En tant qu’organisations soucieuses de la crédibilité de la taxonomie canadienne, nous publions cinq principes destinés à guider son élaboration. Afin d’être une réussite, la taxonomie canadienne doit respecter les principes suivants :
1. Elle doit être simple, interopérable et utilisable
La taxonomie doit être simple, en ce sens qu’elle doit reposer sur des définitions claires plutôt que sur des processus complexes difficiles à mettre en œuvre. Elle doit être interopérable avec les taxonomies mondiales et les systèmes de compte rendu sur le développement durable, sans abaisser le niveau d’exigences ni créer d’incohérences. Enfin, elle doit être utilisable, puisqu’elle constitue la première étape dans la mise en place d’exigences plus poussées en matière de communication financière1.
2. Elle doit respecter les droits des peuples autochtones
La taxonomie canadienne doit être rédigée dans le respect des droits des peuples autochtones.
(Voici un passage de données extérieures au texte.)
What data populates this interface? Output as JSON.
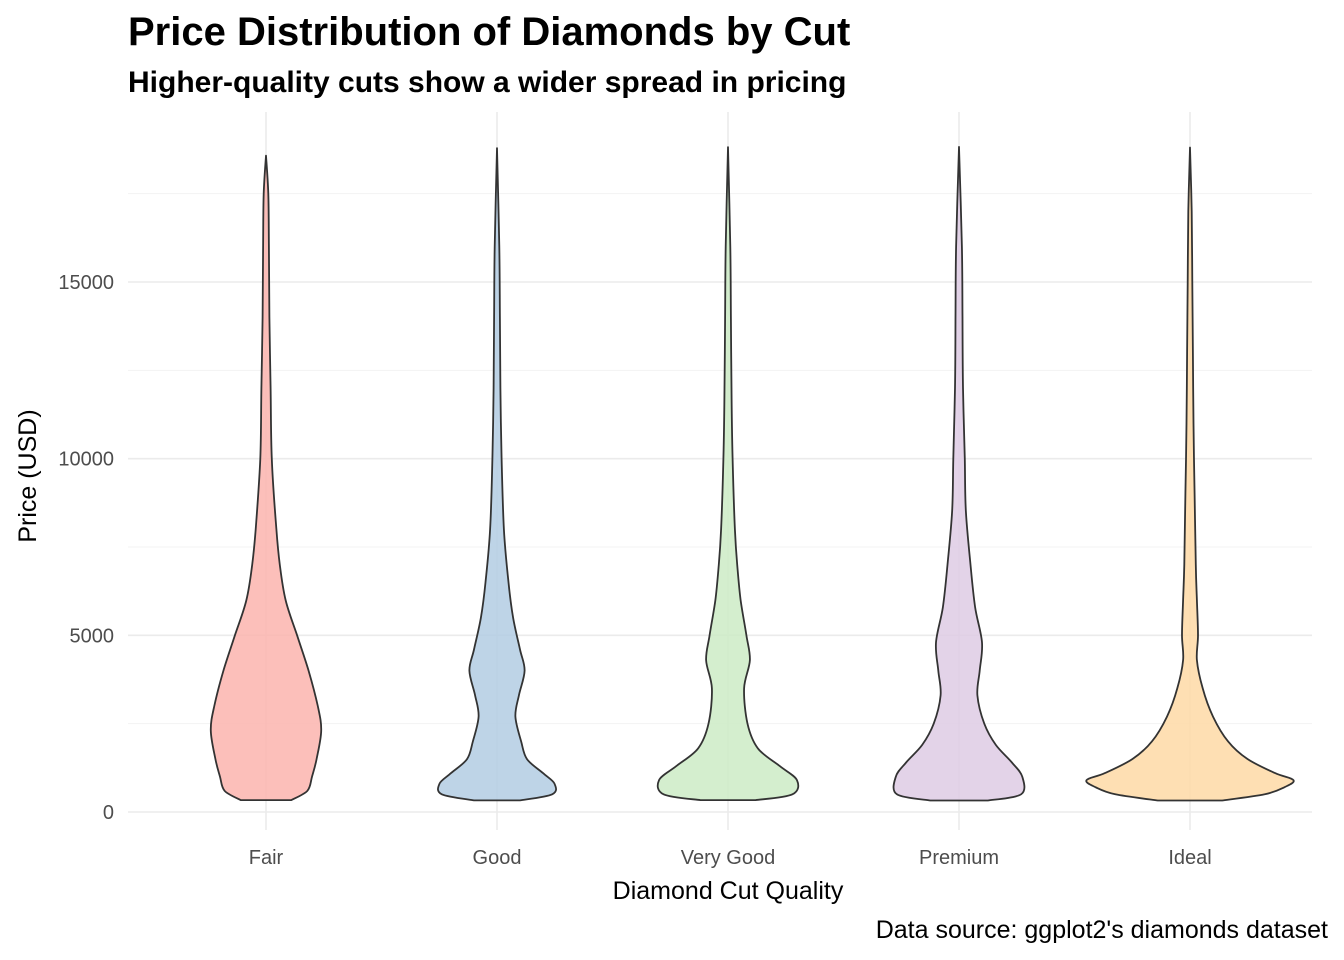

Elle doit s’appuyer sur le consentement préalable, libre et éclairé pour toute activité touchant les ressources autochtones, tel que reconnu par la Déclaration des Nations Unies sur les droits des peuples autochtones, afin de garantir une plus grande prévisibilité aux entreprises.
3. Elle doit être conforme aux données scientifiques sur le climat
Les activités admissibles en vertu de la taxonomie doivent s’aligner sur l’objectif de maintenir le réchauffement climatique sous les 2°C et sur les efforts visant à limiter l’augmentation à 1.5°C, conformément aux engagements pris par le Canada dans le cadre de l’Accord de Paris. Cela nécessite la mise en œuvre d’une transition rapide et généralisée vers les énergies propres, en remplacement du pétrole, du gaz et du charbon.
4. Elle doit garantir que le terme « transition » désigne bien une transition et non pas simplement une atténuation
Les activités de transition éligibles ne doivent s’appliquer qu’aux secteurs présentant des trajectoires crédibles en matière de décarbonation, tous types d’émissions confondues. Le terme de « transition » ne doit s’appliquer qu’aux activités pour lesquelles il n’existe aucune alternative viable à moyen ou long terme. Les démarches d’atténuation dans les secteurs où il existe des alternatives claires, comme celui des combustibles fossiles, entravent la transition et contribuent au « verrouillage carbone ».
5. Elle doit détailler les mesures prises pour « ne causer aucun préjudice significatif »
Les investissements admissibles doivent répondre aux critères généraux, tout en respectant la biodiversité et les droits du travail en vertu du principe consistant à « ne pas causer de préjudices significatifs ». Les modalités de mise en œuvre devront être précisées, notamment la manière d’établir une taxonomie favorable à la nature, afin de protéger les écosystèmes.
Investir conformément à une taxonomie relève d’une démarche volontaire. Les activités ne pouvant prétendre à un label vert ou de transition peuvent accéder à un financement, comme c’est le cas actuellement. Par conséquent, la priorité devrait être de créer une taxonomie crédible et fondée sur des données scientifiques, comprenant uniquement les activités qui respectent les cinq principes susmentionnés.
1 Dans l’Union européenne, les émetteurs sont soumis à des obligations de déclaration en matière de conformité à la taxonomie. Si une taxonomie canadienne est appelée à être largement utilisée, les autorités de réglementation canadiennes devront définir des attentes similaires pour les émetteurs en matière de déclaration.